D’après l’institut de recherche, 15 % du montant considéré appartient à 10 % des Français les plus aisés. Ces derniers ont d’ailleurs réussi à épargner jusqu’à 3 fois plus que 50 % de la population depuis l’instauration des restrictions de déplacement.
Un retour progressif à la normale
De nombreux observateurs s’interrogent sur le devenir des liquidités amassées par les Français durant le confinement. Certains redoutent l’accumulation d’argent dormant. D’autres s’attendent à un rattrapage de la consommation. Un juste milieu est néanmoins possible entre la crainte de la thésaurisation et l’espoir d’une reprise accélérée. Selon Eric Buffandeau et Alain Tourdjman, économistes chez BPCE :
Cette épargne forcée se dégonflerait logiquement […] avec le « déconfinement » graduel et un rebond des dépenses des particuliers, tout en restant encore élevée du fait de la montée du chômage, du maintien du sentiment d’incertitude sanitaire […] voire d’une prise de recul face à la manière de consommer.
Eric Buffandeau.
Les deux spécialistes tablent notamment sur la détention de 55 milliards d’euros supplémentaires sur les comptes à vue à la fin de l’année en cours par rapport à 2019. Cet écart devrait se réduire à 36 milliards d’euros en 2021, soit un niveau similaire à celui de l’année dernière.

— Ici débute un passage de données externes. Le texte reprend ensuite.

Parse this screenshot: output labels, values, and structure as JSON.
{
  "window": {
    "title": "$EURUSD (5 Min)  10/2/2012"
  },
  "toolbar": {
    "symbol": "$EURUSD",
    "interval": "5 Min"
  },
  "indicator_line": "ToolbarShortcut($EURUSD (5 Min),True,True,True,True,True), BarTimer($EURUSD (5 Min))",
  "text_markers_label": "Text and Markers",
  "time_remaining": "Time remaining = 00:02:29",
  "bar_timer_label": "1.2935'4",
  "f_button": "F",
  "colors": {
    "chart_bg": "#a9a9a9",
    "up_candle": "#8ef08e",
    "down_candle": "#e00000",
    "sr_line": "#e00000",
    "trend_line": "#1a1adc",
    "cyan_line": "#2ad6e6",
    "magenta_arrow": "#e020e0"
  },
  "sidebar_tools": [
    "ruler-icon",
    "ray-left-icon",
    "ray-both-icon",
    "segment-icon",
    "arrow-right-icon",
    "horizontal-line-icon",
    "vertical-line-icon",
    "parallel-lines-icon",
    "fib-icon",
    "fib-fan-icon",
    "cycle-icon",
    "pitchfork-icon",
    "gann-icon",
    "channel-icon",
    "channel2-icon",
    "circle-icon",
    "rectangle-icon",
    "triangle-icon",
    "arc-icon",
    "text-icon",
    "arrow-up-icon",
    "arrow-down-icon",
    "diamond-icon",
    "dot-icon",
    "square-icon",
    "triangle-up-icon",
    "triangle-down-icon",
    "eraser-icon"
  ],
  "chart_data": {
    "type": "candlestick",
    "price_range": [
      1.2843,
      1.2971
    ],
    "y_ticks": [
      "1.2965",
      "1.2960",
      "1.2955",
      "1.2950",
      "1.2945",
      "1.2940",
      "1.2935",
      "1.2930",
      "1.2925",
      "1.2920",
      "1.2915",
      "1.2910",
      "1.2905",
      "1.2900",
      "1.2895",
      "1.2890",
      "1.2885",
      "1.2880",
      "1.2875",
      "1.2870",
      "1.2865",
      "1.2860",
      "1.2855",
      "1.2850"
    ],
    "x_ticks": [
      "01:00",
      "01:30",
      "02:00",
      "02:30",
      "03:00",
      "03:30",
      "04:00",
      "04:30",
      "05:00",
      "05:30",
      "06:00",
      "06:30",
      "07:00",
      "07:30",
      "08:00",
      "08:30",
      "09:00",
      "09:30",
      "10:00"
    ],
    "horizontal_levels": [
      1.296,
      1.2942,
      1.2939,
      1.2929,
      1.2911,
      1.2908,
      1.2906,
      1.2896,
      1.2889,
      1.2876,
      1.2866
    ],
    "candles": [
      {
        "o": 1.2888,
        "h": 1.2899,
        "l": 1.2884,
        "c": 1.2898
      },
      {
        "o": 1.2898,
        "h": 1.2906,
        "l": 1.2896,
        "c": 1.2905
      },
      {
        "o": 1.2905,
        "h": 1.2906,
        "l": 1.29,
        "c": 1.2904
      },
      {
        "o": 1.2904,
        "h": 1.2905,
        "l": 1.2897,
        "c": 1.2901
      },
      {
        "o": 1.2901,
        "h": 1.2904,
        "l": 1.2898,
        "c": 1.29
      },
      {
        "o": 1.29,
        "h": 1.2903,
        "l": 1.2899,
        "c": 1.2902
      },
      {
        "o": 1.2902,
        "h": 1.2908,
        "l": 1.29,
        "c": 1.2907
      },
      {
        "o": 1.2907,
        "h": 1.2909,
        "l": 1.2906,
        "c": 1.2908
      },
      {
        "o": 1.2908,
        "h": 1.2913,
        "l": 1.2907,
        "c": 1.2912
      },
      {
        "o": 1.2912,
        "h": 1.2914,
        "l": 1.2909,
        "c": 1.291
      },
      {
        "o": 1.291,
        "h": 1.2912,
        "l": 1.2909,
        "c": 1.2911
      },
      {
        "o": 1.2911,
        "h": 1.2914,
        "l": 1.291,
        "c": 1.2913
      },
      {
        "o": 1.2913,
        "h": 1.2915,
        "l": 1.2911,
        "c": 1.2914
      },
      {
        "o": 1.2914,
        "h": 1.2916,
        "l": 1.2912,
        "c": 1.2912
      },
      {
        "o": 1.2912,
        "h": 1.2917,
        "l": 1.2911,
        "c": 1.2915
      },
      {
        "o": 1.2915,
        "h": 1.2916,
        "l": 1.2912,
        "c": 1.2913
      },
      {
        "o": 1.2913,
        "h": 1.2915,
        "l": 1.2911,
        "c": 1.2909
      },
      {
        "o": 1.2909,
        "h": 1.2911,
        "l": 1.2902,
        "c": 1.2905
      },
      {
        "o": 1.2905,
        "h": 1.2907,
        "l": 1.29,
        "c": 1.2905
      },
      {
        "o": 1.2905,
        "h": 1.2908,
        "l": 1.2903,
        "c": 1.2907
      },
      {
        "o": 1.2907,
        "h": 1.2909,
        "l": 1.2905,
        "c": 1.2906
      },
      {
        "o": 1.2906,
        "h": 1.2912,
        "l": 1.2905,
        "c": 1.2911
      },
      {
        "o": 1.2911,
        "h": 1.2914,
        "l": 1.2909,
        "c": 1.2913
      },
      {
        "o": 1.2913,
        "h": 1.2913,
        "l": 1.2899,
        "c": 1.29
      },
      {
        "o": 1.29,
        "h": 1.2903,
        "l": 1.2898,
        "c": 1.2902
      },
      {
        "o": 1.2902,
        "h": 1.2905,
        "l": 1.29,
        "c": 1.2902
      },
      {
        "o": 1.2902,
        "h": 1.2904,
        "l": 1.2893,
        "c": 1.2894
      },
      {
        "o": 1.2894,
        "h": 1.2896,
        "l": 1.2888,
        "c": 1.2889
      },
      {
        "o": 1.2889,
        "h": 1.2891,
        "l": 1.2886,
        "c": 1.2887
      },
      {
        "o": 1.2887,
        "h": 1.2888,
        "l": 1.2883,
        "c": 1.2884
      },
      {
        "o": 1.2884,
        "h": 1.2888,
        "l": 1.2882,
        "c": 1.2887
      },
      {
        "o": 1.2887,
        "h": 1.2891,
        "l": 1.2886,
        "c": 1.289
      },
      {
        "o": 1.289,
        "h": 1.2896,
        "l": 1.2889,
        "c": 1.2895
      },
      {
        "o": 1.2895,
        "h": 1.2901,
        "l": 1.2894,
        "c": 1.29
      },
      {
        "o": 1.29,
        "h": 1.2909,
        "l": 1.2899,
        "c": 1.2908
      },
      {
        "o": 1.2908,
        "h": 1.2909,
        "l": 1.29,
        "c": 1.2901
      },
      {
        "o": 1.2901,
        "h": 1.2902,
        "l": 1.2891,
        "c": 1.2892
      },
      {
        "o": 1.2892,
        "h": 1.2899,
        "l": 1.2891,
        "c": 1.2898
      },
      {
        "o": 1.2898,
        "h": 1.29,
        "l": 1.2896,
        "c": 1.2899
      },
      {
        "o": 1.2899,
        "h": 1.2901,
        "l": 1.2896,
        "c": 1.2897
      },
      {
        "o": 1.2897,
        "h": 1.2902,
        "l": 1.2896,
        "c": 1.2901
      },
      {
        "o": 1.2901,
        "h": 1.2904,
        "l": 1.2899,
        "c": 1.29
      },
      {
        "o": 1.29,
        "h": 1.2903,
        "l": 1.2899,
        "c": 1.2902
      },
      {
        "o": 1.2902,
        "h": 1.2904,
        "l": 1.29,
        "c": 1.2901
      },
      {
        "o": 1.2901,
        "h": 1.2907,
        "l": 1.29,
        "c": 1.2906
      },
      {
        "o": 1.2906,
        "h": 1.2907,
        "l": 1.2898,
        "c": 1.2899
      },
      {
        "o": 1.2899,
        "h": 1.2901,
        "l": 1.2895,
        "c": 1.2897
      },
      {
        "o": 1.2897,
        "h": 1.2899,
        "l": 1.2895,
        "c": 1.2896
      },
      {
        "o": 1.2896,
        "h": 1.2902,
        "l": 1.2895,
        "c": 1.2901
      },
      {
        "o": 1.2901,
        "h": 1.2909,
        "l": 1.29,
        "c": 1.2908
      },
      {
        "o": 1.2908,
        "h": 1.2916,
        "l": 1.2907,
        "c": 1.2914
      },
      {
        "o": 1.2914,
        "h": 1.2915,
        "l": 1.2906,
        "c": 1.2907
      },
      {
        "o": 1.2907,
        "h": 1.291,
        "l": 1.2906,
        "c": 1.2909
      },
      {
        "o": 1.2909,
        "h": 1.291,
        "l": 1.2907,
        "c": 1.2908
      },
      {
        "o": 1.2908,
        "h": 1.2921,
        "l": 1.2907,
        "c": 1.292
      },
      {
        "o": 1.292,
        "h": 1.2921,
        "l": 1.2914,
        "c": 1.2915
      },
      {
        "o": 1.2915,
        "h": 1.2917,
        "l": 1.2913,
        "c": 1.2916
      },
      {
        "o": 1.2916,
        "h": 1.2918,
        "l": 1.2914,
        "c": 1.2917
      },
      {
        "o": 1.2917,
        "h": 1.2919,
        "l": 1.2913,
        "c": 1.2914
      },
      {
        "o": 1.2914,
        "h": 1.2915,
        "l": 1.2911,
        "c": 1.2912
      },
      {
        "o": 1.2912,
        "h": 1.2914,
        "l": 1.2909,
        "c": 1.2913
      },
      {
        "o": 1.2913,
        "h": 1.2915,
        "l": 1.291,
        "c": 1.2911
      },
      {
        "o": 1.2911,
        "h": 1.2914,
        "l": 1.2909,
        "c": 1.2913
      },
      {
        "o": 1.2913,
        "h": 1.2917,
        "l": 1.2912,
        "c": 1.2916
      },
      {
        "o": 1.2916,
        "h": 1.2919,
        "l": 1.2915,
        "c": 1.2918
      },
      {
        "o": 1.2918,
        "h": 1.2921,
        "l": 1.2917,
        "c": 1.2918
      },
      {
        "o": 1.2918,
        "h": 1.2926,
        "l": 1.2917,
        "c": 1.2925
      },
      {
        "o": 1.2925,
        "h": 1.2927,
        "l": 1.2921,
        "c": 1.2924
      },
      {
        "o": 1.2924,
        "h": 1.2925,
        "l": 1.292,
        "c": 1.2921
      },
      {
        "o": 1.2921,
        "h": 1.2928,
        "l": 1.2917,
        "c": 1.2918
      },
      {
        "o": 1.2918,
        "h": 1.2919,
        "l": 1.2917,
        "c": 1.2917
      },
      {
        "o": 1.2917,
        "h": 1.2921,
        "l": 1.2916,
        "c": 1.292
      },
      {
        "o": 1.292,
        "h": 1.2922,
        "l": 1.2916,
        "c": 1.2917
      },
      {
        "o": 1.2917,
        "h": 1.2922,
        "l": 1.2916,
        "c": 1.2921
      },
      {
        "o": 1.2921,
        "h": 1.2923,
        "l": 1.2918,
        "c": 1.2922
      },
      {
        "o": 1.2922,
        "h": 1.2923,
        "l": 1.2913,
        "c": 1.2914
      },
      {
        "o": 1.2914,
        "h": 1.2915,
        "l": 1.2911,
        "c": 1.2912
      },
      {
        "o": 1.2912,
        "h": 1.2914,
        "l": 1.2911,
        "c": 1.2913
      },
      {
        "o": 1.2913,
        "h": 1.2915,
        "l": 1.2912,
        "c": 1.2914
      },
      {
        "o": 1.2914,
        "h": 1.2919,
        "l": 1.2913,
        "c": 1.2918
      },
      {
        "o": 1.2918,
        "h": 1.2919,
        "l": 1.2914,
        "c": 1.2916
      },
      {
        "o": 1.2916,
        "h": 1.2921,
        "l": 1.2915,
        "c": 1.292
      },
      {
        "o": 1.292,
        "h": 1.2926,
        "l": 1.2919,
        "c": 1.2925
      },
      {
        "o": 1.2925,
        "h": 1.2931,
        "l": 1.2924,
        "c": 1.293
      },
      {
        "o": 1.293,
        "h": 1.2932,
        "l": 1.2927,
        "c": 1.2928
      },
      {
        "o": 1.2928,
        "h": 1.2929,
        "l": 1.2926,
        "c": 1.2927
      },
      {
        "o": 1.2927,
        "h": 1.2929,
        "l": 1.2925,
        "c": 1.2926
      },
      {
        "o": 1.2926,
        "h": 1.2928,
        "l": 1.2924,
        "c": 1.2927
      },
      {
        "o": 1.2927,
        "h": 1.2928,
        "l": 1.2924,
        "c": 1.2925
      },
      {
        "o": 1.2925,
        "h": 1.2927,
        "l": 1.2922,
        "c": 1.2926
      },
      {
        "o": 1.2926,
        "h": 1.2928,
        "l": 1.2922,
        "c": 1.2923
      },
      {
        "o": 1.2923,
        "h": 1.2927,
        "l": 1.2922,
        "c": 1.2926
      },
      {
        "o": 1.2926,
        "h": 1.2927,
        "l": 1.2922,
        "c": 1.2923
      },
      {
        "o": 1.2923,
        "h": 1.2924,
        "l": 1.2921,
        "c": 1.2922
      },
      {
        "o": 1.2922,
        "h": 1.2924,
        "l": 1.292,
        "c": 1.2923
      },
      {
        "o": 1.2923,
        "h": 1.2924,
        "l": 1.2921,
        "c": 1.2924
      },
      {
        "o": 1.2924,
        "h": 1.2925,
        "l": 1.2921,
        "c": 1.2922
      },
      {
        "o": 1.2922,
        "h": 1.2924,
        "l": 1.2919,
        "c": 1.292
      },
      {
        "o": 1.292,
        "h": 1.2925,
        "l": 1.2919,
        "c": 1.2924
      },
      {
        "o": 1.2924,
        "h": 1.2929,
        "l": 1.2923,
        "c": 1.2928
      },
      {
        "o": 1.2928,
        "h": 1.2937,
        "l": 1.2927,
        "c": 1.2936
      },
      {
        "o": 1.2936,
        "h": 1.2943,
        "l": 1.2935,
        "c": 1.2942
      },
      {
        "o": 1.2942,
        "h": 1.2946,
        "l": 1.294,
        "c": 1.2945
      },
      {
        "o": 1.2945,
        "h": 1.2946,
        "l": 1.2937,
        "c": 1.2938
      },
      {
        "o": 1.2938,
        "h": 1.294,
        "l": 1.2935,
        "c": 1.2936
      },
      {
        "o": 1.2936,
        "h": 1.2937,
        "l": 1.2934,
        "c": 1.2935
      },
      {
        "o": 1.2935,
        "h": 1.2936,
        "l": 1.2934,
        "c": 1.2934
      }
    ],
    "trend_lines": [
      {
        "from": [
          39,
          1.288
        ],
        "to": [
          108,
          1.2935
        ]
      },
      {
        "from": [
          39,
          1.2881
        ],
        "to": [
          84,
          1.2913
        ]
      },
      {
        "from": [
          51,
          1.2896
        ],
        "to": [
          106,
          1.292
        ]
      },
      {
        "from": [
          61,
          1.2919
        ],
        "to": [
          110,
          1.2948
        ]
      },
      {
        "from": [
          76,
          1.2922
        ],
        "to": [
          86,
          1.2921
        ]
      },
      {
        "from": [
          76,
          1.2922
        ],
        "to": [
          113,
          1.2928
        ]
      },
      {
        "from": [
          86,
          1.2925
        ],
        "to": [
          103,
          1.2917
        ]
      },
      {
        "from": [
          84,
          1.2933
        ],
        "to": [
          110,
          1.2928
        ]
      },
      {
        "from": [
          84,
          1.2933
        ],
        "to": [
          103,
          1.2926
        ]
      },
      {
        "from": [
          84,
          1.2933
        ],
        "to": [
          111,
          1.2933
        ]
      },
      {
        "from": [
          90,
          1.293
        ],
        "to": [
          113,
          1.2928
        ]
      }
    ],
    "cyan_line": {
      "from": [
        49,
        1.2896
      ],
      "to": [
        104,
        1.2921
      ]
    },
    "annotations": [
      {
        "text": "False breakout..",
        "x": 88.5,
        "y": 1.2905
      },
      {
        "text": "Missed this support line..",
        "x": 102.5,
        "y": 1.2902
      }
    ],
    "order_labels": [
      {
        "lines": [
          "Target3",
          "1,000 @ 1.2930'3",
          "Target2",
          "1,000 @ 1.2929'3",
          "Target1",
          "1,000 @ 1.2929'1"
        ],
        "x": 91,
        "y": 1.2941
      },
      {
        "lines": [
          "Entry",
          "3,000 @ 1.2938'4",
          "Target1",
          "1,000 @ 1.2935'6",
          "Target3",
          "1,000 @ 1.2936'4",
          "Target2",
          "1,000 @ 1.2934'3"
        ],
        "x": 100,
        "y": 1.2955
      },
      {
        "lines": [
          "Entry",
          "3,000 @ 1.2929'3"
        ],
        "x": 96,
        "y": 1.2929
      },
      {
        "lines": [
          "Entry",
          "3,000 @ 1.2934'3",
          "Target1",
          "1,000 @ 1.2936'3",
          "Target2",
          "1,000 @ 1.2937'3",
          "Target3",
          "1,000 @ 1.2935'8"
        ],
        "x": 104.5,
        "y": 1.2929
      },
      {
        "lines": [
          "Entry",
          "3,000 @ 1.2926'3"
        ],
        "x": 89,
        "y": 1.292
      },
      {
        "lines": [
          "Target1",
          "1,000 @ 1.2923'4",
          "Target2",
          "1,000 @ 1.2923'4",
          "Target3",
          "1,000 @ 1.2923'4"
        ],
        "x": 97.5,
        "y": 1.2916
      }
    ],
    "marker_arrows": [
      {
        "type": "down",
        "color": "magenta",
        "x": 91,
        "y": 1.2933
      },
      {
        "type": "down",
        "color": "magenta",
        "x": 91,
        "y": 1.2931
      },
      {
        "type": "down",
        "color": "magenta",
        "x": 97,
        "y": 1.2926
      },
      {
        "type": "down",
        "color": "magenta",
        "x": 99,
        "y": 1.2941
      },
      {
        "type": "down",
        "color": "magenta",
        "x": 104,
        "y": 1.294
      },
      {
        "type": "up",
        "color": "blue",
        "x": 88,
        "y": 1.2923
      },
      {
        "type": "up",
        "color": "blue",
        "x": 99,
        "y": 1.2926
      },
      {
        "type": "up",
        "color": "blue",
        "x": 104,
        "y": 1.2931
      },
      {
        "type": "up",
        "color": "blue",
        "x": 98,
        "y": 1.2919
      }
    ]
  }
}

Par ailleurs, le taux d’épargne moyen devrait atteindre 22,2 % cette année, puis passer à 17,4 % l’an prochain. Ces chiffres restent assez élevés par rapport au taux habituel estimé à 15 %, selon les chiffres de l’Insee. Néanmoins, le montant conservé sur les comptes courants des ménages continuera de baisser progressivement sur le moyen et le long terme.
Des avis partagés sur la surépargne des ménages
Le ministre de l’Économie Bruno, Le Maire, a soulevé l’aspect problématique de tout cet argent dormant en avril dernier. Selon lui, l’écosystème français a besoin de plus d’investissement plutôt que d’épargne. L’utilisation de ces capitaux permettra de redynamiser concrètement l’économie après l’épisode dramatique du confinement.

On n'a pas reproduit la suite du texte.